Saturday, April 25, 2015

Virtue Ethics: A Very Brief Introduction

Virtue ethics has become increasingly popular in recent years, largely as a result of the 1958 essay Modern Moral Philosophy by Elizabeth Anscombe, and more recently the 1981 book After Virtue by Alasdair MacIntyre. However, variations on the 'virtues' theme have also been explored in the work of Plato (427-347 BCE), through the relationship between knowledge and the Form of the Good, and also Thomas Aquinas (1225-1274 CE), with his concept of primary moral qualities. In terms of the history of western moral philosophy, the origins of virtue ethics are often traced back to Aristotle (384-322 BCE), and his concept of eudaimonia.
The word eudaimonia is sometimes mistakenly understood to mean simply "happiness", but it is, in fact, more to do with the idea of being content with life (leading one to become successful and happy). Aristotle believed eudaimonia could also be a means for working out what to do (or not). For instance, 'virtues' such as always telling the truth (or never lying) can be considered to be 'good' or not insofar as they lead one towards eudaimonia.
What virtue ethics is
Virtue ethics is often focused on how adopting certain attitudes and behaviour may lead to the fulfillment of x, rather than attempting to reason what it is ‘good’ to do (or not) using abstract rational arguments and principles. In this respect, one might consider the various forms of it to be teleological* and pragmatic.
Virtue Ethics is also more concerned with understanding what makes a person 'good', rather than whether specific actions are good or not (although the two are clearly linked). For instance, rather than saying we should never lie, we should instead consider whether people can attain eudaimonia if they live in a world where lying is treated as a virtue.
Right attitude; right actions

Students of moral philosophy might see some similarities between virtue ethics and Immanuel Kant's categorical imperative. Although Kant believed people should only act out of a sense of (reasoned) dispassionate 'duty', so that they do not confuse what is 'right' with what they want to do or what will simply make them happy, a vital part of this process is the need to set one's actions into a wider moral context (the 'universalisation principle' - 'Act as if the maxim of your action was  become through your will a universal law of nature'). Although he never discusses it, Kant seems unable to avoid the suggestion that having the 'right' sort of character (or virtues) is vital, if someone is to be seen to act 'rightly' (or do 'good').

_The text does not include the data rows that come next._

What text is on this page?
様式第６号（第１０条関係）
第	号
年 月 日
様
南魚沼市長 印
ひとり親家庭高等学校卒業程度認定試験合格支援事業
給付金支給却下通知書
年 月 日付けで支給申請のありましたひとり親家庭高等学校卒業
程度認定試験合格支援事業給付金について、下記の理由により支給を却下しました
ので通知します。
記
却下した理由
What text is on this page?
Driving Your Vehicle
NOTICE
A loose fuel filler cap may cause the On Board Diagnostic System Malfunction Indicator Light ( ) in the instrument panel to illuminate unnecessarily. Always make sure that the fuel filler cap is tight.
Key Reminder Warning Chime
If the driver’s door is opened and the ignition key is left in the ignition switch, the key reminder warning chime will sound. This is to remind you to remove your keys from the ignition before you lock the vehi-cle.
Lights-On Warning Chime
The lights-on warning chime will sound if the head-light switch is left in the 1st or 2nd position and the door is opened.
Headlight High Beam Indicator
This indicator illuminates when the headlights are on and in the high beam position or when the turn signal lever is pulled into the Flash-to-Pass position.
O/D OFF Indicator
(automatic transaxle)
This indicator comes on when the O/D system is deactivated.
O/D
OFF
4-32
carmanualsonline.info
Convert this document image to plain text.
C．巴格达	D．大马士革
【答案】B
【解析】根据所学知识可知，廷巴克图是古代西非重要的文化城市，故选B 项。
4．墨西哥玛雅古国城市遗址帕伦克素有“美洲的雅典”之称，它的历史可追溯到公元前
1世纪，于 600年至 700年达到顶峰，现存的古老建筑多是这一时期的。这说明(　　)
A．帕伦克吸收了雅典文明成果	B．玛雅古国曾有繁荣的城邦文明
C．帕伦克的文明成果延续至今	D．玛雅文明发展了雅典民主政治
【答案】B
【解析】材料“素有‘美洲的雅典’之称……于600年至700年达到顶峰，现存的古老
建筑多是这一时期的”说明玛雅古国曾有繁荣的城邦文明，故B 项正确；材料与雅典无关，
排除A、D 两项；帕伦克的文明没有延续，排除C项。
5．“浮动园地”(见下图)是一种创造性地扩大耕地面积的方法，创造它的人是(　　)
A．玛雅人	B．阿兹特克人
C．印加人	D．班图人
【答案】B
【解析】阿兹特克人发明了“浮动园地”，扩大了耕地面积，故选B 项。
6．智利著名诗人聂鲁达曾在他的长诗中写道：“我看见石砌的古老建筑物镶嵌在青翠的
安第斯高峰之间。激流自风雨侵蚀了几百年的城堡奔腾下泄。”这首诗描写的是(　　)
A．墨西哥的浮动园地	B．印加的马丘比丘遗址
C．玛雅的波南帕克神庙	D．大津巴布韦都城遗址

To illustrate this, consider the possibility that behaviour often considered to be non-virtuous is sometimes something we should do. For example, if person y wanted to kill person x, and we knew where person x was, we might lie to person y in order to prevent person x being killed. Legalistic approaches to this matter (such as Kant's), try to, but cannot comfortably accommodate these 'exceptions to the rule'. On the other hand, virtue ethics suggests that it is not so much about working out if lying is a 'good' or 'bad' thing to do in these situations, but that the virtuous person would know what to do when faced with such a situation. This is because in this situation and as a 'virtuous' person, they have the innate ability to perceive the 'middle (right) way' between the extremes of never lying, and always telling the truth. Therefore, it is not so much that we trust that their actions are 'good', but that we trust them because they are a 'good' person.

Some issues

In the end a significant part of working out how we should live depends on understanding what constitutes the purpose of human life, and in light of this developing the ‘right’ kind of character (or attitude/virtues) in order to achieve it. This is something virtue theorists have been particularly critical of other 'ethical schools' for neglecting, as well as ignoring the influence a person's character has on their moral outlook and actions. However, a major challenge for virtue theorists is to set out exactly what the core virtues are (if indeed there are any), and what the purpose (or goal) of life is (towards which the virtues are directed). This is clearly not an easy thing to do, as people inevitably differ as to what they think the purpose of life is, and what the key virtues (or attitudes/qualities) 'good' people have.


* In Greek the word telos means end/purpose. 'Teleological' approaches in ethics judge the rightness of moral actions based on how much they lead one to achieve a particular end or fulfill a purpose.